All throughout his debut, Ledger makes abundant use of his self-described “archaeological impulse with regards to music-making.” “I’ve always believed that in order to create something new with purpose, one must be steeped in the past and work from within the tradition,” he says. “It has more gravity that way.” Ledger’s self-guided musical education began back in the Bay Area, where he first felt drawn to sing after his grandmother introduced him to the music of Elvis Presley, Roy Orbison, and R&B vocal groups like The Platters. Taking up guitar at age 12, he soon began writing songs of his own, along with amassing a huge collection of Smithsonian Folkways CDs and immersing himself in the music of country/blues artists like Doc Watson and Mississippi John Hurt. While attending Columbia University, he hosted a bluegrass show on the campus radio station and played in a number of bluegrass bands, then headed to San Francisco after graduation.

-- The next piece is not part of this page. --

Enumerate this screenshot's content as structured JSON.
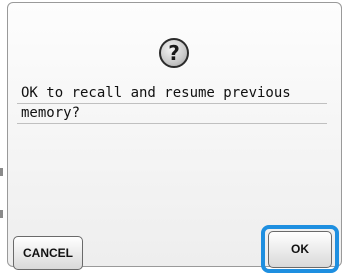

In 2013, after a year and a half back in the Bay Area, Ledger moved to Nashville on a whim. Although his early days in the city were mostly spent working in bars and playing in cover bands, he later crossed paths with guitarist Mark Thornton and ended up recording a demo of “Let The Mermaids Flirt With Me” in Thornton’s home studio. Soon enough, that demo landed in the hands of Dennis Crouch, who then passed it on to Burnett. After he’d shared a few more demos with the legendary producer, Burnett invited Ledger to his home in Los Angeles.

Since teaming up with Burnett, Ledger has joined him onstage in the only two full-band performances Burnett’s done in recent years. And on Ledger’s album, the duo’s immediate chemistry extends to a charmed communion between all of the featured musicians. “So much of this record is people not playing clearly defined rhythmic or lead roles—we’re all sort of twirling around each other and creating this great big texture of sound together,” says Ledger. “A typical country record would have very clearly defined solos, but I’m not interested in that. I love how everyone’s constantly improvising, but without ever getting in anybody else’s way.” 

For Ledger, that uninterrupted and possibly transcendent flow is also the desired takeaway for listeners of his debut album. “I’d love for people to get into a meditative space when they hear the record, to sit with the songs and really take their time with them,” he says. “I think there’s a value in letting things happen at a much slower pace, especially in our current culture of instant gratification. It’s really not even a conscious decision for me—it’s just how I feel and how I like to do things, so I’m just going to keep going with it.”